Cubase – How to export midi and VST instruments as audio files
Cubase from Steinberg is one of our favourite Digital Audio Workstations. It’s at the centre of many of today’s audio productions. In this tutorial we are going to learn how to save or export a midi track as an audio file.
A midi track requires another music instrument software or VST, which works as a sound module, to provide the sound. One thing to make clear is that midi tracks don’t record audio, just binary data. It’s easy to understand if you consider the idea of signal flow, as you do in audio tracks. In this particular case, midi would be the input channel.
Now we need an output channel; currently, VSTs are the sound modules of midi tracks. Examples: Kontakt, Massive, Sylenth, Omnisphere, among many, many others. All you have to do is set the desired VST as the output of your midi channel.
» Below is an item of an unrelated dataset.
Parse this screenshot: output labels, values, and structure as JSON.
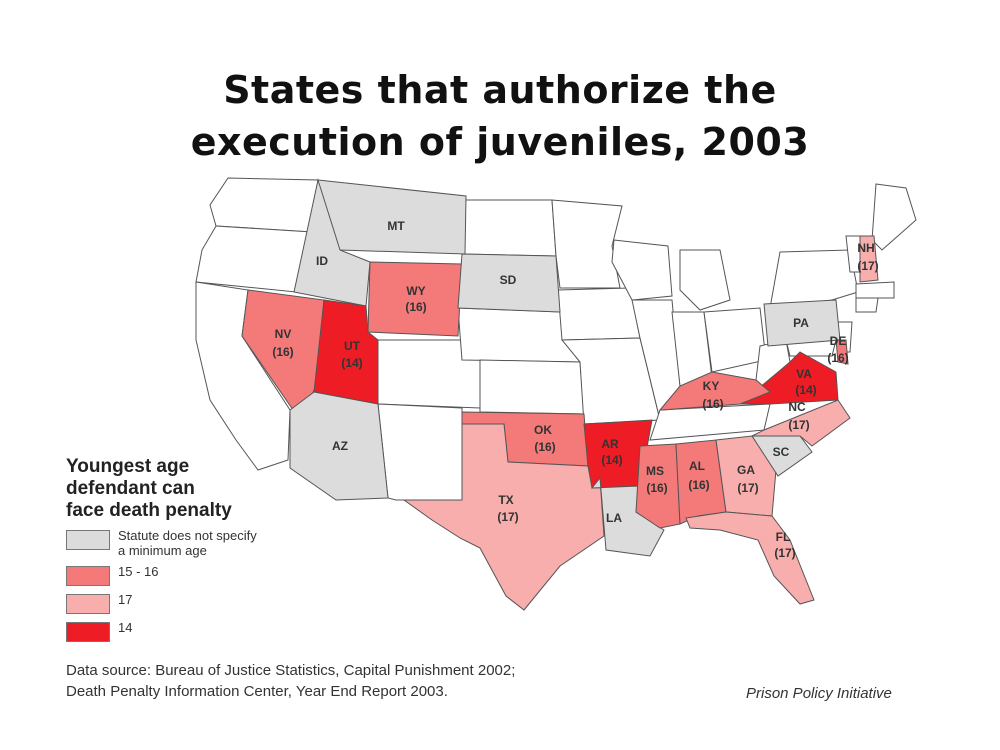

Why should you want to export a midi track as an audio file? Here are some reasons:
– You want to be able to open your project in any DAW, not just yours.
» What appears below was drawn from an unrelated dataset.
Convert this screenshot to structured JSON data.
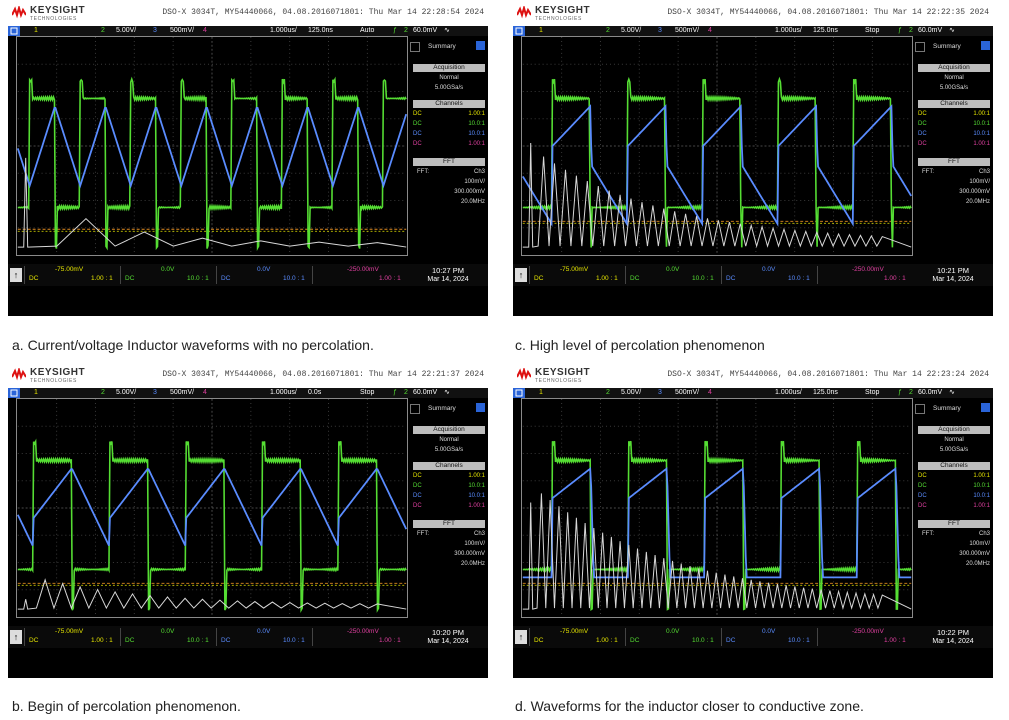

– You need to use audio processors in your tracks, such as reverbs, delays, compressors, expanders, gates, etc.
– You want to mix your midi tracks with audio tracks, as vocals and guitars, for example;
– You want your project to play in any playback device.
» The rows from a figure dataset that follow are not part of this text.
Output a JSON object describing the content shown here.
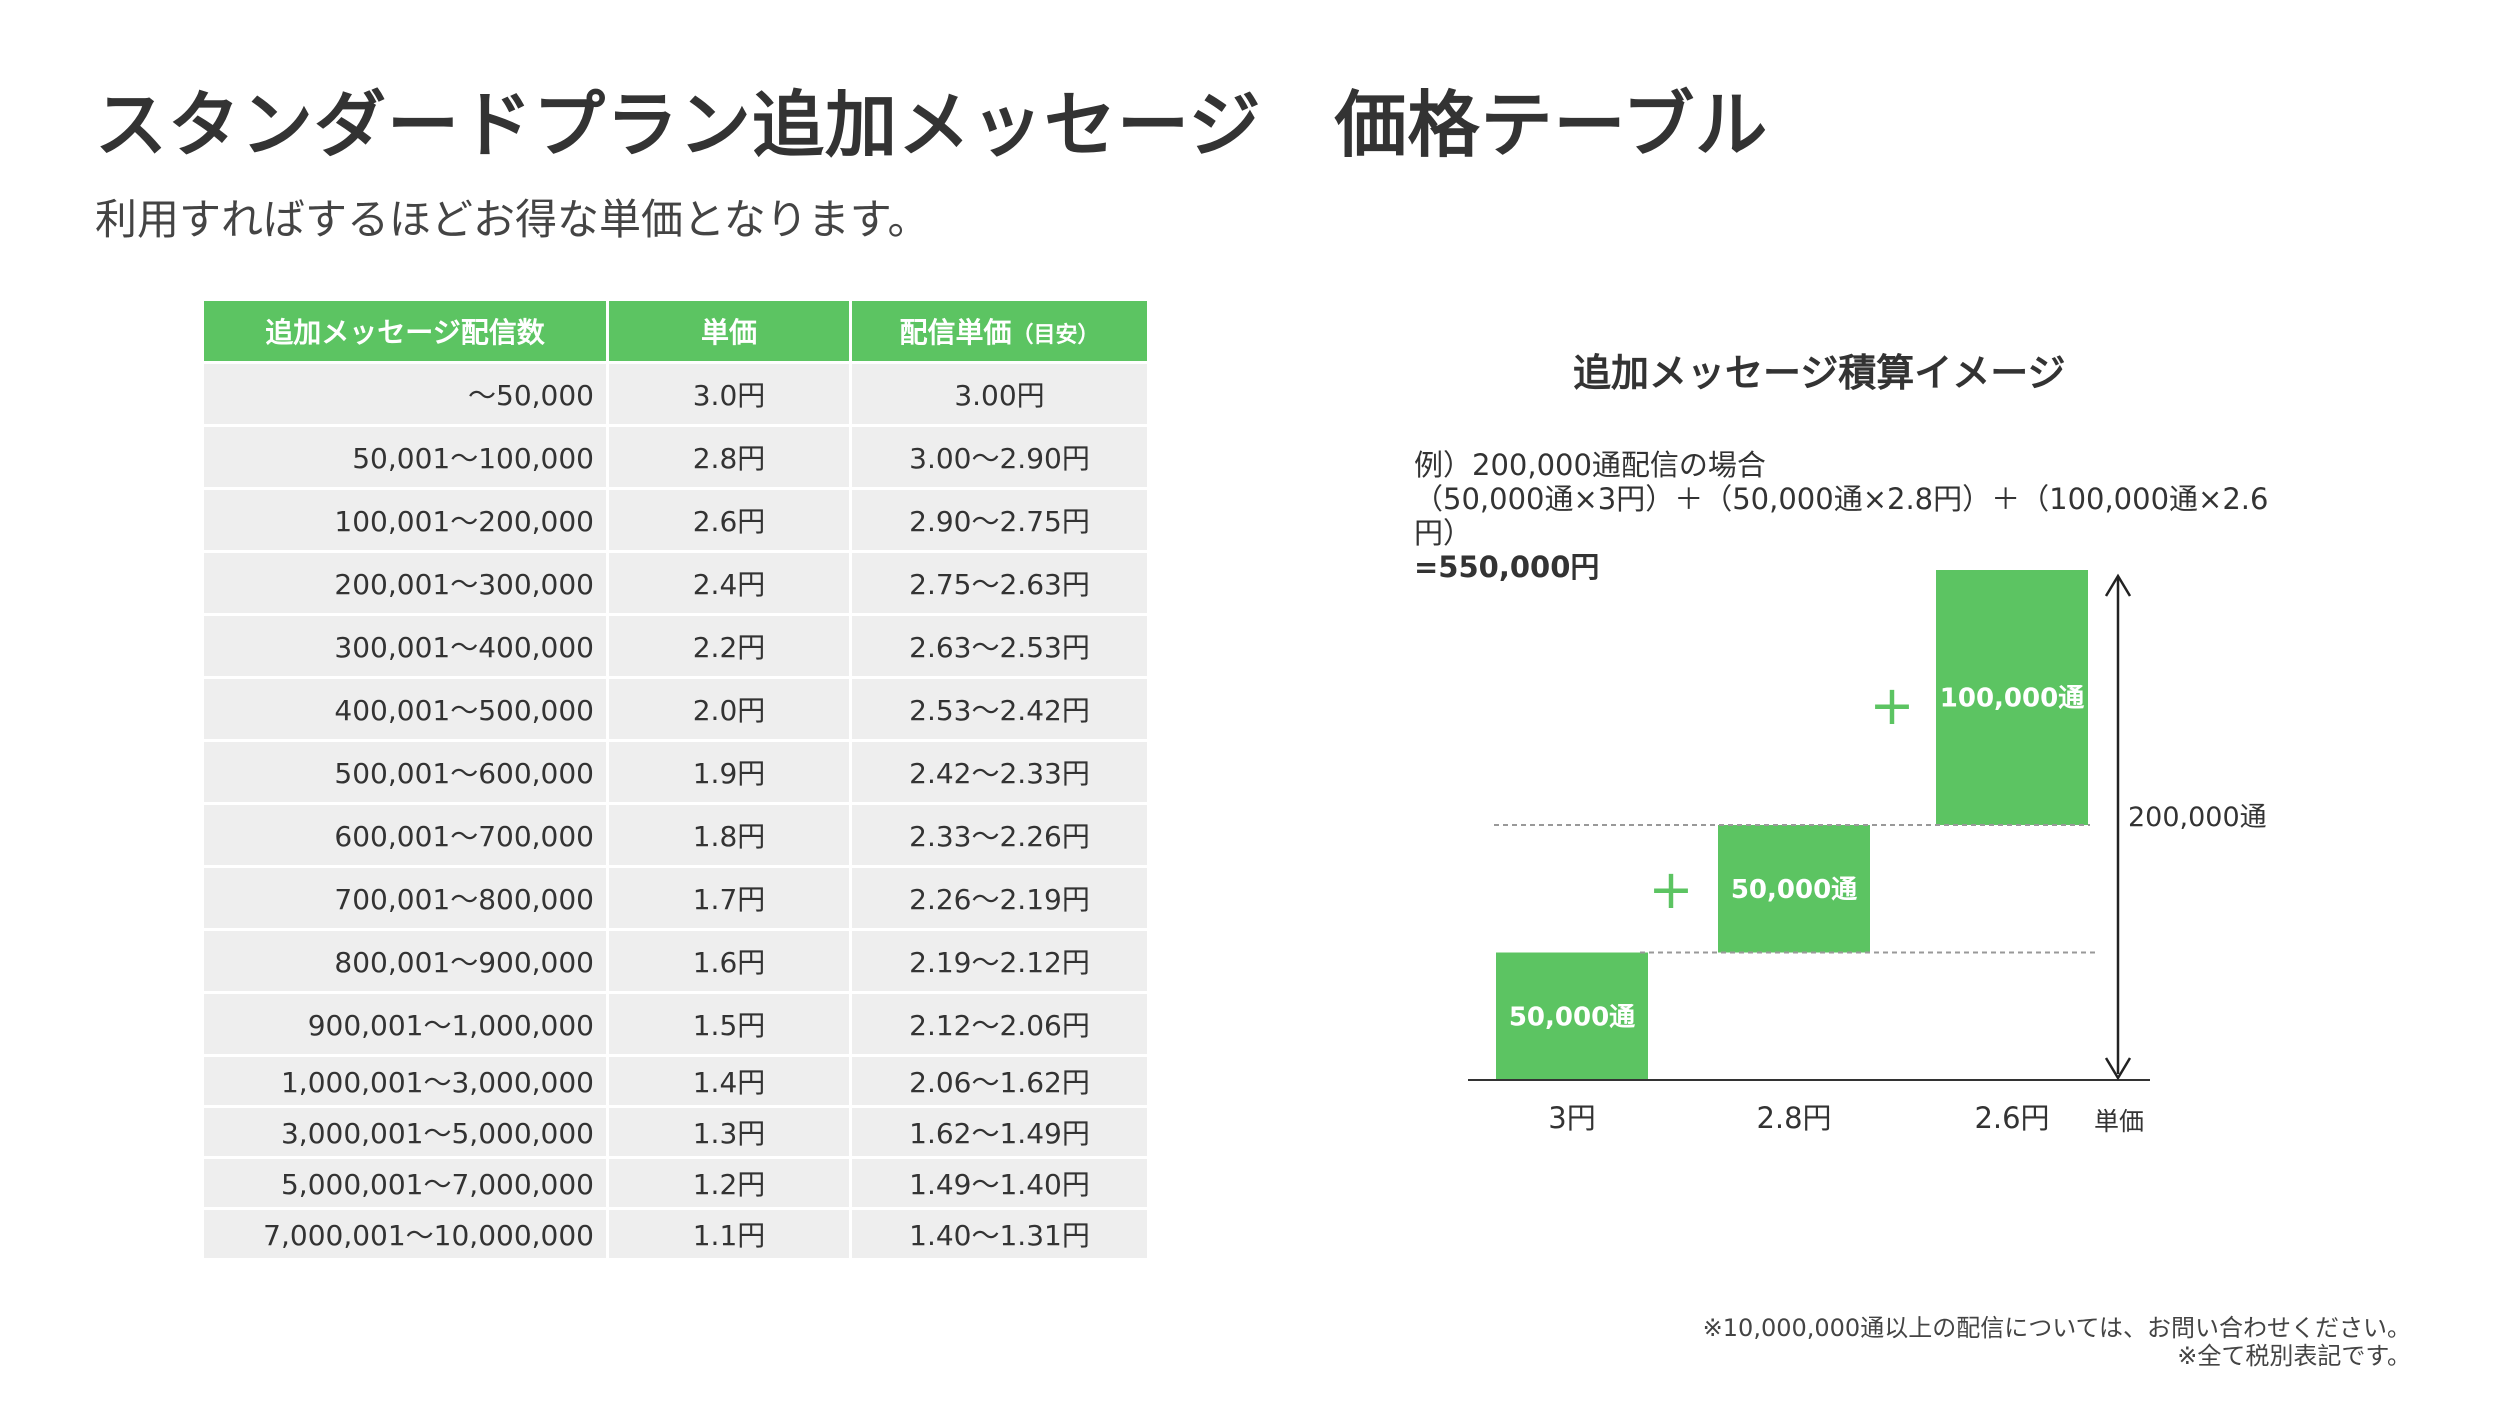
{
  "title": "スタンダードプラン追加メッセージ　価格テーブル",
  "subtitle": "利用すればするほどお得な単価となります。",
  "table": {
    "headers": {
      "count": "追加メッセージ配信数",
      "unit_price": "単価",
      "delivery_unit_price": "配信単価",
      "delivery_unit_price_note": "（目安）"
    },
    "rows": [
      {
        "count": "〜50,000",
        "unit_price": "3.0円",
        "delivery_unit_price": "3.00円"
      },
      {
        "count": "50,001〜100,000",
        "unit_price": "2.8円",
        "delivery_unit_price": "3.00〜2.90円"
      },
      {
        "count": "100,001〜200,000",
        "unit_price": "2.6円",
        "delivery_unit_price": "2.90〜2.75円"
      },
      {
        "count": "200,001〜300,000",
        "unit_price": "2.4円",
        "delivery_unit_price": "2.75〜2.63円"
      },
      {
        "count": "300,001〜400,000",
        "unit_price": "2.2円",
        "delivery_unit_price": "2.63〜2.53円"
      },
      {
        "count": "400,001〜500,000",
        "unit_price": "2.0円",
        "delivery_unit_price": "2.53〜2.42円"
      },
      {
        "count": "500,001〜600,000",
        "unit_price": "1.9円",
        "delivery_unit_price": "2.42〜2.33円"
      },
      {
        "count": "600,001〜700,000",
        "unit_price": "1.8円",
        "delivery_unit_price": "2.33〜2.26円"
      },
      {
        "count": "700,001〜800,000",
        "unit_price": "1.7円",
        "delivery_unit_price": "2.26〜2.19円"
      },
      {
        "count": "800,001〜900,000",
        "unit_price": "1.6円",
        "delivery_unit_price": "2.19〜2.12円"
      },
      {
        "count": "900,001〜1,000,000",
        "unit_price": "1.5円",
        "delivery_unit_price": "2.12〜2.06円"
      },
      {
        "count": "1,000,001〜3,000,000",
        "unit_price": "1.4円",
        "delivery_unit_price": "2.06〜1.62円"
      },
      {
        "count": "3,000,001〜5,000,000",
        "unit_price": "1.3円",
        "delivery_unit_price": "1.62〜1.49円"
      },
      {
        "count": "5,000,001〜7,000,000",
        "unit_price": "1.2円",
        "delivery_unit_price": "1.49〜1.40円"
      },
      {
        "count": "7,000,001〜10,000,000",
        "unit_price": "1.1円",
        "delivery_unit_price": "1.40〜1.31円"
      }
    ]
  },
  "diagram": {
    "title": "追加メッセージ積算イメージ",
    "example_line1": "例）200,000通配信の場合",
    "example_line2": "（50,000通×3円）＋（50,000通×2.8円）＋（100,000通×2.6",
    "example_line3": "円）",
    "example_result": "=550,000円",
    "bars": [
      {
        "label": "50,000通",
        "count": 50000,
        "price_label": "3円"
      },
      {
        "label": "50,000通",
        "count": 50000,
        "price_label": "2.8円"
      },
      {
        "label": "100,000通",
        "count": 100000,
        "price_label": "2.6円"
      }
    ],
    "plus_sign": "+",
    "total_label": "200,000通",
    "x_axis_label": "単価",
    "bar_color": "#5cc462"
  },
  "footnotes": {
    "line1": "※10,000,000通以上の配信については、お問い合わせください。",
    "line2": "※全て税別表記です。"
  },
  "colors": {
    "accent": "#5cc462",
    "text": "#333333",
    "cell_bg": "#eeeeee"
  }
}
So, let’s see how to export a midi track as an audio file in Cubase:
1) Let’s assume that your midi track is recorded and ready to export;
2) First, you need to set Cubase’s left and right locators – they will indicate the beginning and the end of your midi track. The locators are those two white triangles in the time bar:
3) Solo the midi track you want to export:
4) Click on ‘File’ and then ‘Export’:
5) Notice several options in this tab. Let’s choose ‘Audio Mixdown’:
6) Another box will open. In ‘Channel Selection’, choose ‘Stereo Out’:
7) In ‘File Location’, it’s possible to set a name for your track. Do it on ‘File Name’; in ‘Path’, choose or create a directory in your computer to save the new audio file:
8) In File Format you can choose from several audio types. Let’s now choose ‘Wave File’ (but remember, there are other audio types available, such as AIFF and mp3):
9) In ‘Audio Engine Output’, you can choose the audio sample rate, the bit depth and also if you want to save the audio as mono or stereo. Let’s set for now 44.100 kHz, 16 Bit. To export a stereo audio file, just uncheck the Mono Export option:
10) Click ‘Export’:
Cubase5 will save the wave file in the designated folder. Do it to all the midi tracks you want to export. Then you can create a new Cubase6 project opening all audio files in different tracks and process each one as you prefer.